Emirdağ Lahikası
R‹SALE-‹ NUR’UN ZUHURU
EM‹RDA⁄ LÂH‹KASI
II
Hâşiye: Acîb bir hadise, adâlet ve dinden hâriç zâlimâne nümunelerden birisi de, üç seneden beri müsadere ettikleri Kur’ânımızı çok defa istediğimiz halde vermedikleri ve ikibin sekizyüz Lâfza-i Celâl altınla yazılı, gözle görünen mu’cize-i Kur’âniyeyi gösteren o mübarek Kur’ânımızı bize vermediler. Şimdi avukat diyor ki: “Bir istida Diyanet Reisine yazınız ki, iade edilsin.” Bunun gibi yüzler nümuneler var ki, sırf bir garazla ve ecnebî parmağıyla aleyhimize işler dönüyor. Bizi ve âlem-i İslâmı pek sevindiren Demokratlar dikkat etsinler. Nurları ve Nurcuları bu işkencelerden kurtarsınlar.
Nur Talebeleri namına
Said Nursî
Aziz, Sıddık Kardeşlerim!
Benim Abdurrahmanım ve küçücük bir Husrev namını alan Ceylân, vazifesini iki-üç yerde tam yaptı, geldi. Şimdi daha büyük bir vazife için Ankara’ya Sungur gibi bir vekilim olarak gönderiyorum.
Sâniyen: Bazı zatların mektuplarını bera-yı malûmat size gönderdim.
Sâlisen: Benim Sözler mecmuasından ve İnebolu’dan gelen yeni harf Tarihçe-i Hayat ve eski harf Cevşen’den bana gönderilecek nüshaların mukabili size ne kadar borcum olabilir, bildiriniz.
Kardeşiniz
Said Nursî
Aziz, Sıddık Kardeşim Osman Nurî!
Mâdem Cenâb-ı Hak, senin kudsî niyet ve ihlâsınla Ankara’da en mühim genç Said’leri senin etrafına toplatmış. Mâdem Ankara’da benim bulunmamı lüzumlu görüyorsunuz. Ben de şimdi nafakamla tedarik ettiğim nüshalarımı o küçük Medrese-i Nuriyeme benim bedelime gönderiyorum. Onların adedince Saidler, seninle komşu olurlar. Hem fedakâr evlâdın çok fevkinde sadakatle şimdiye kadar hizmetleriyle her biri birer genç Said olarak beş-on Abdurrahmanlarım hükmünde Sungur, Ceylân, Salih, Abdullah, Ahmed, Ziya gibi genç ve çalışkan Saidleri senin yanına hem benim vekilim, hem senin talebelerin olarak benim bedelime o küçücük Medrese-i Nuriyeye nezaret ve bir nevi dershane olarak re’yinize bırakıyorum.
Kardeşiniz
Said Nursî
Aziz, Sıddık ve Mübarek Kardeşlerim!
Evvelâ: Husrev’in imzasıyla Reisicumhura verilen telgraf, bir ihtimali var ki; Ankara’da küçük Husrevler, Husrev’in kalemiyle yazılan Kur’ân’ı fotoğrafla tab’etmek ihtimali hatırımıza geldi. Siz Isparta postahanesinden anlayınız ki, ne mahiyette bir telgraftır? Bana da malûmat veriniz. Merak ettim.

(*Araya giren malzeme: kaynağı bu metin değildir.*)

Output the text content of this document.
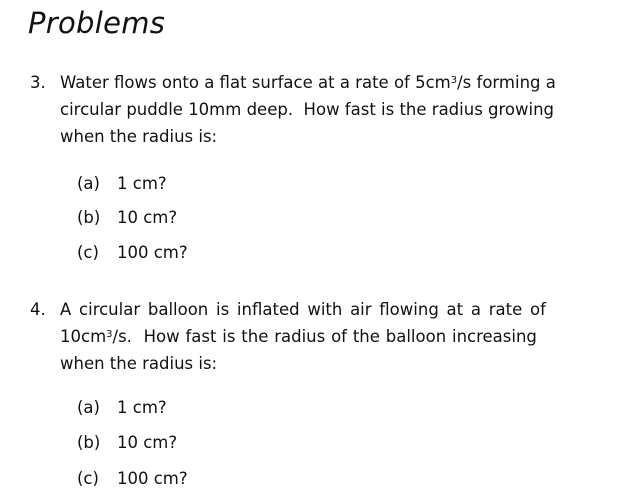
Problems
3. Water flows onto a flat surface at a rate of $5cm^3/s$ forming a
circular puddle 10mm deep.  How fast is the radius growing
when the radius is:
(a) 1 cm?
(b) 10 cm?
(c) 100 cm?
4. A circular balloon is inflated with air flowing at a rate of
$10cm^3/s$.  How fast is the radius of the balloon increasing
when the radius is:
(a) 1 cm?
(b) 10 cm?
(c) 100 cm?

Saniyen: Konya’daki Rıfat Filiz kardeşimizin mektubunda, bâzı sofilerin bize hafif tenkidlerinin hiç ehemmiyeti yoktur. Sakın müteessir olmasınlar. Hiçbir vecihle mukabele etmesinler. Şimdi ehl-i îmanın, hususan ehl-i tarîkatın ve bilhassa şahsıma âit tenkidlerini bir nevi nasihat ve bir nevi iltifat telakki ederim. Onlara hakkımı helâl ediyorum.Şimdi ehl-i ilhadın bize dehşetli zararlarına karşı kardeşlerimiz olan ehl-i îmanın gayet hafif şahsıma karşı tenkidlerini bir nevi îkaz ve bizi ihtiyata sevk için bir dostluk telakki ediyorum.